What does success mean? How far do you want your business to grow? This is usually dictated by the company owner. How the owner sees the company is what the company will inevitably become – sputtering along in fits and starts, or a fine-tuned machine. Good owners take the time to make each important decision with one eye on scalability. I dealt with one company who created a package design that was perfect for one product – but when they introduced the next product, they realized they never planned ahead and had to redesign everything. This mistake costed them thousands of dollars on top of the initial investment, and they wound up with a hodgepodge of product lines with no way to maintain consistent branding. Lack of visual consistency and brand differentiation led to consumer confusion, making it harder for them to remember what products looked like or find them on store shelves. Entire lines had to be rebuilt from scratch.

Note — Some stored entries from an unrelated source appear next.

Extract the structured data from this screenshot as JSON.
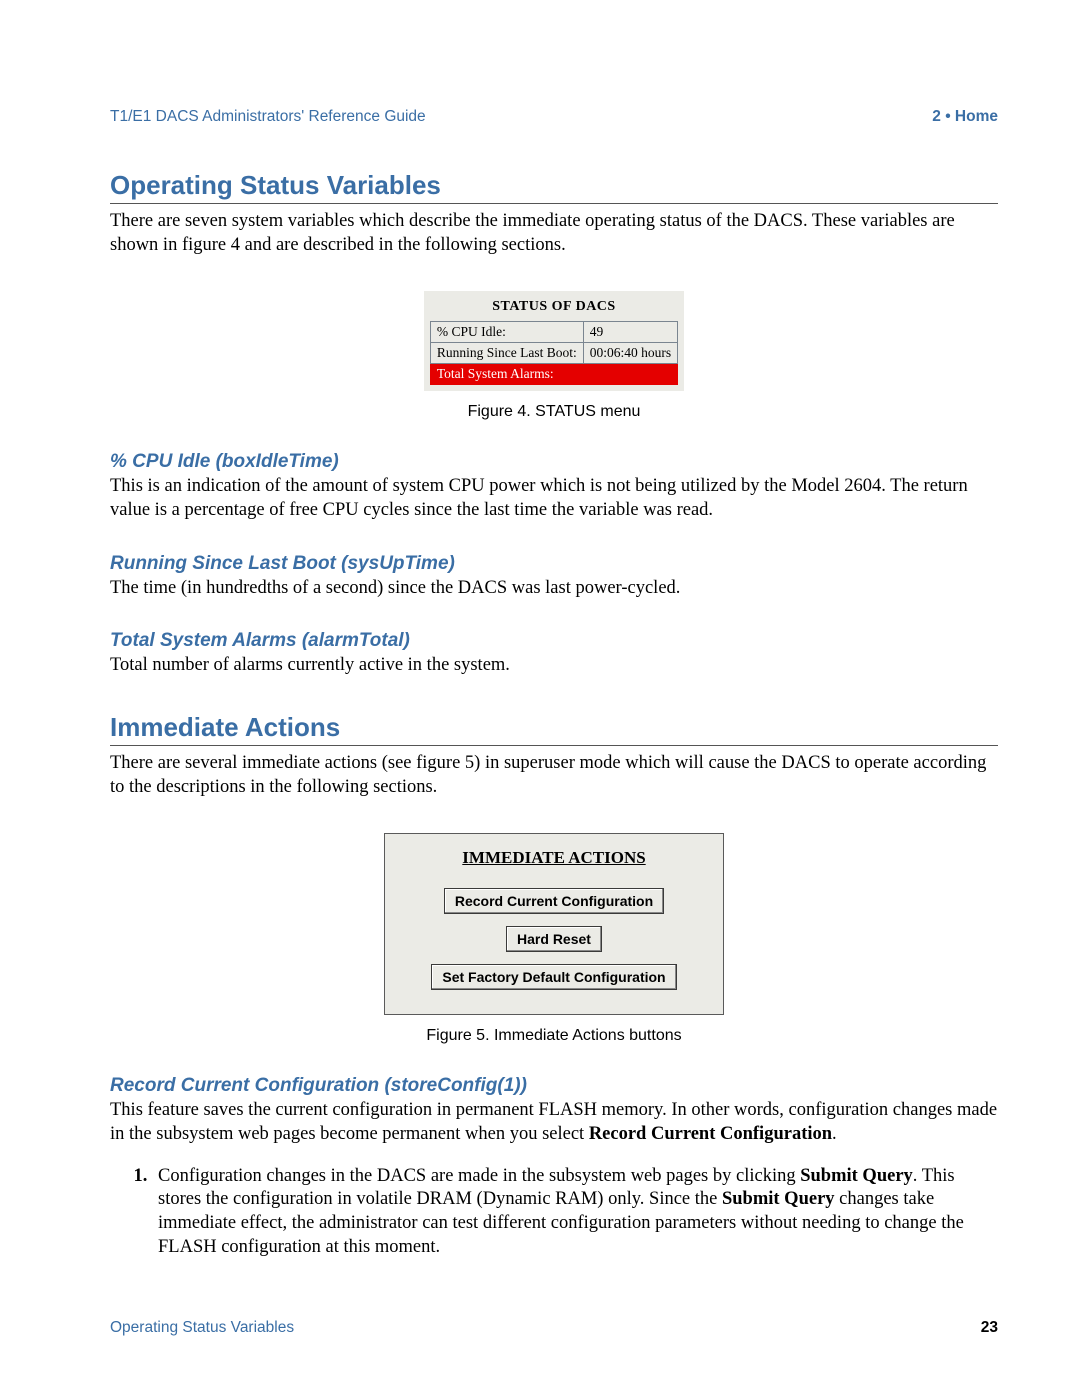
{
  "runhead": {
    "left": "T1/E1 DACS Administrators' Reference Guide",
    "right": "2 • Home"
  },
  "section1": {
    "title": "Operating Status Variables",
    "intro": "There are seven system variables which describe the immediate operating status of the DACS. These variables are shown in figure 4 and are described in the following sections."
  },
  "fig4": {
    "caption": "Figure 4. STATUS menu",
    "panel_title": "STATUS OF DACS",
    "rows": [
      {
        "label": "% CPU Idle:",
        "value": "49"
      },
      {
        "label": "Running Since Last Boot:",
        "value": "00:06:40 hours"
      },
      {
        "label": "Total System Alarms:",
        "value": ""
      }
    ]
  },
  "sub1": {
    "title": "% CPU Idle (boxIdleTime)",
    "body": "This is an indication of the amount of system CPU power which is not being utilized by the Model 2604. The return value is a percentage of free CPU cycles since the last time the variable was read."
  },
  "sub2": {
    "title": "Running Since Last Boot (sysUpTime)",
    "body": "The time (in hundredths of a second) since the DACS was last power-cycled."
  },
  "sub3": {
    "title": "Total System Alarms (alarmTotal)",
    "body": "Total number of alarms currently active in the system."
  },
  "section2": {
    "title": "Immediate Actions",
    "intro": "There are several immediate actions (see figure 5) in superuser mode which will cause the DACS to operate according to the descriptions in the following sections."
  },
  "fig5": {
    "caption": "Figure 5. Immediate Actions buttons",
    "panel_title": "IMMEDIATE ACTIONS",
    "buttons": [
      "Record Current Configuration",
      "Hard Reset",
      "Set Factory Default Configuration"
    ]
  },
  "sub4": {
    "title": "Record Current Configuration (storeConfig(1))",
    "body_pre": "This feature saves the current configuration in permanent FLASH memory. In other words, configuration changes made in the subsystem web pages become permanent when you select ",
    "body_bold": "Record Current Configuration",
    "body_post": "."
  },
  "list1": {
    "pre1": "Configuration changes in the DACS are made in the subsystem web pages by clicking ",
    "bold1": "Submit Query",
    "mid1": ". This stores the configuration in volatile DRAM (Dynamic RAM) only. Since the ",
    "bold2": "Submit Query",
    "post1": " changes take immediate effect, the administrator can test different configuration parameters without needing to change the FLASH configuration at this moment."
  },
  "footer": {
    "left": "Operating Status Variables",
    "right": "23"
  }
}
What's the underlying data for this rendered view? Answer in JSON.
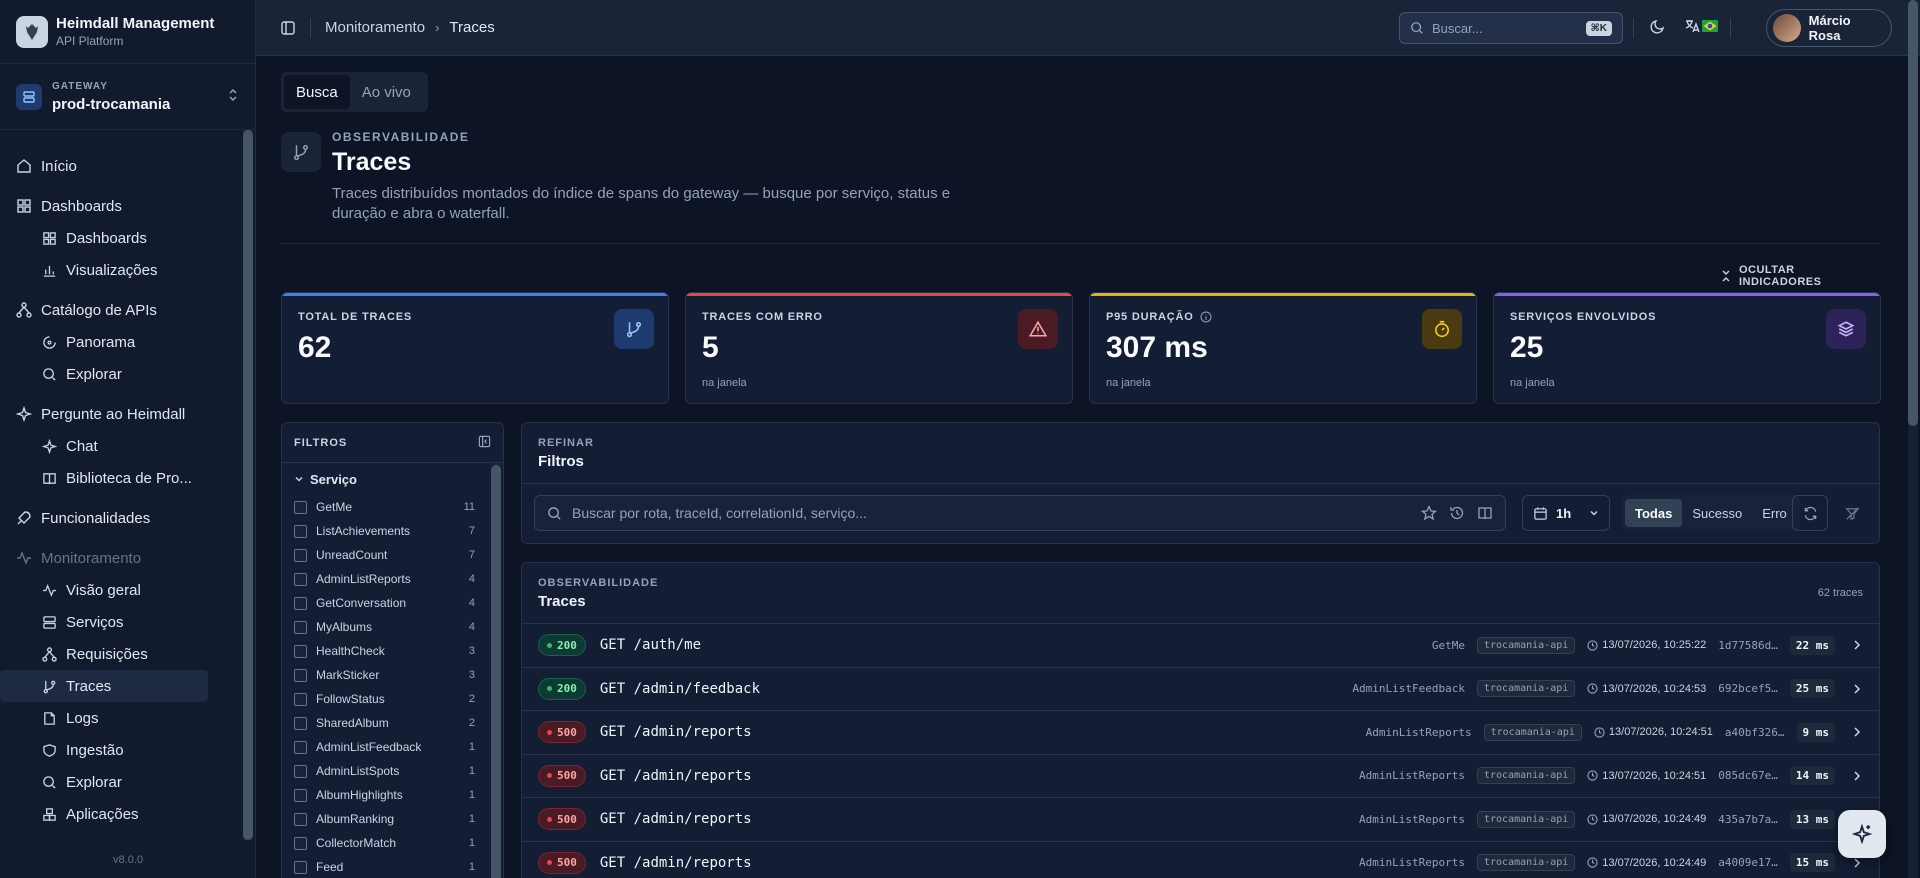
{
  "brand": {
    "title": "Heimdall Management",
    "subtitle": "API Platform"
  },
  "gateway": {
    "label": "GATEWAY",
    "name": "prod-trocamania"
  },
  "nav": {
    "inicio": "Início",
    "dashboards": {
      "label": "Dashboards",
      "items": [
        "Dashboards",
        "Visualizações"
      ]
    },
    "catalogo": {
      "label": "Catálogo de APIs",
      "items": [
        "Panorama",
        "Explorar"
      ]
    },
    "pergunte": {
      "label": "Pergunte ao Heimdall",
      "items": [
        "Chat",
        "Biblioteca de Pro..."
      ]
    },
    "funcionalidades": "Funcionalidades",
    "monitoramento": {
      "label": "Monitoramento",
      "items": [
        "Visão geral",
        "Serviços",
        "Requisições",
        "Traces",
        "Logs",
        "Ingestão",
        "Explorar",
        "Aplicações"
      ]
    }
  },
  "version": "v8.0.0",
  "header": {
    "breadcrumb": [
      "Monitoramento",
      "Traces"
    ],
    "search_placeholder": "Buscar...",
    "search_shortcut": "⌘K",
    "user_name": "Márcio Rosa"
  },
  "tabs": [
    "Busca",
    "Ao vivo"
  ],
  "page": {
    "eyebrow": "OBSERVABILIDADE",
    "title": "Traces",
    "description": "Traces distribuídos montados do índice de spans do gateway — busque por serviço, status e duração e abra o waterfall.",
    "hide_indicators": "OCULTAR INDICADORES"
  },
  "kpis": [
    {
      "label": "TOTAL DE TRACES",
      "value": "62",
      "sub": "",
      "color": "#3b82f6"
    },
    {
      "label": "TRACES COM ERRO",
      "value": "5",
      "sub": "na janela",
      "color": "#ef4444"
    },
    {
      "label": "P95 DURAÇÃO",
      "value": "307 ms",
      "sub": "na janela",
      "color": "#eab308"
    },
    {
      "label": "SERVIÇOS ENVOLVIDOS",
      "value": "25",
      "sub": "na janela",
      "color": "#8b5cf6"
    }
  ],
  "filters": {
    "title": "FILTROS",
    "group": "Serviço",
    "items": [
      {
        "name": "GetMe",
        "count": "11"
      },
      {
        "name": "ListAchievements",
        "count": "7"
      },
      {
        "name": "UnreadCount",
        "count": "7"
      },
      {
        "name": "AdminListReports",
        "count": "4"
      },
      {
        "name": "GetConversation",
        "count": "4"
      },
      {
        "name": "MyAlbums",
        "count": "4"
      },
      {
        "name": "HealthCheck",
        "count": "3"
      },
      {
        "name": "MarkSticker",
        "count": "3"
      },
      {
        "name": "FollowStatus",
        "count": "2"
      },
      {
        "name": "SharedAlbum",
        "count": "2"
      },
      {
        "name": "AdminListFeedback",
        "count": "1"
      },
      {
        "name": "AdminListSpots",
        "count": "1"
      },
      {
        "name": "AlbumHighlights",
        "count": "1"
      },
      {
        "name": "AlbumRanking",
        "count": "1"
      },
      {
        "name": "CollectorMatch",
        "count": "1"
      },
      {
        "name": "Feed",
        "count": "1"
      }
    ]
  },
  "refine": {
    "eyebrow": "REFINAR",
    "title": "Filtros",
    "search_placeholder": "Buscar por rota, traceId, correlationId, serviço...",
    "time_range": "1h",
    "segments": [
      "Todas",
      "Sucesso",
      "Erro"
    ]
  },
  "traces": {
    "eyebrow": "OBSERVABILIDADE",
    "title": "Traces",
    "count": "62 traces",
    "rows": [
      {
        "status": "200",
        "route": "GET /auth/me",
        "op": "GetMe",
        "service": "trocamania-api",
        "time": "13/07/2026, 10:25:22",
        "trace": "1d77586d…",
        "duration": "22 ms"
      },
      {
        "status": "200",
        "route": "GET /admin/feedback",
        "op": "AdminListFeedback",
        "service": "trocamania-api",
        "time": "13/07/2026, 10:24:53",
        "trace": "692bcef5…",
        "duration": "25 ms"
      },
      {
        "status": "500",
        "route": "GET /admin/reports",
        "op": "AdminListReports",
        "service": "trocamania-api",
        "time": "13/07/2026, 10:24:51",
        "trace": "a40bf326…",
        "duration": "9 ms"
      },
      {
        "status": "500",
        "route": "GET /admin/reports",
        "op": "AdminListReports",
        "service": "trocamania-api",
        "time": "13/07/2026, 10:24:51",
        "trace": "085dc67e…",
        "duration": "14 ms"
      },
      {
        "status": "500",
        "route": "GET /admin/reports",
        "op": "AdminListReports",
        "service": "trocamania-api",
        "time": "13/07/2026, 10:24:49",
        "trace": "435a7b7a…",
        "duration": "13 ms"
      },
      {
        "status": "500",
        "route": "GET /admin/reports",
        "op": "AdminListReports",
        "service": "trocamania-api",
        "time": "13/07/2026, 10:24:49",
        "trace": "a4009e17…",
        "duration": "15 ms"
      }
    ]
  }
}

After sorting this out, the company began to grow at an unprecedented rate, simply because people were finally able to locate products they had been wanting but couldn’t find.

 

7. NOT TRUST PEOPLE

Nobody goes to Jeff Ruby’s for a cheeseburger. The chefs at Jeff Ruby’s have spent their lives learning to craft culinary delights. Ordering a cheeseburger would be a waste of their talent, since you could make a decent cheeseburger on your own. Likewise, talented designers spend their days obsessing over design. They are built to create great things – and they have to, if they want to make their student loan payments! Trust them. You are good at what you do; let them be good at what they do. Sure, you can dictate the font, palette, and style. You can treat them like a design vending machine: insert money, make selection, and walk away with a can that matches the button you pushed. There are many designers who are more than happy to do that for a lot less money. But the good ones won’t submit to be a vending machine; they’ll ask: Why do you even want a poster? Are you sure you need a poster with your full menu? Why not just a “Come In – We’re Open!” sign? Your relationship with customers can be built with input from designers who care deeply about the experience of your users. Or it can be ignored and fall flat, because the creative option was left undone, or untested, or not even considered.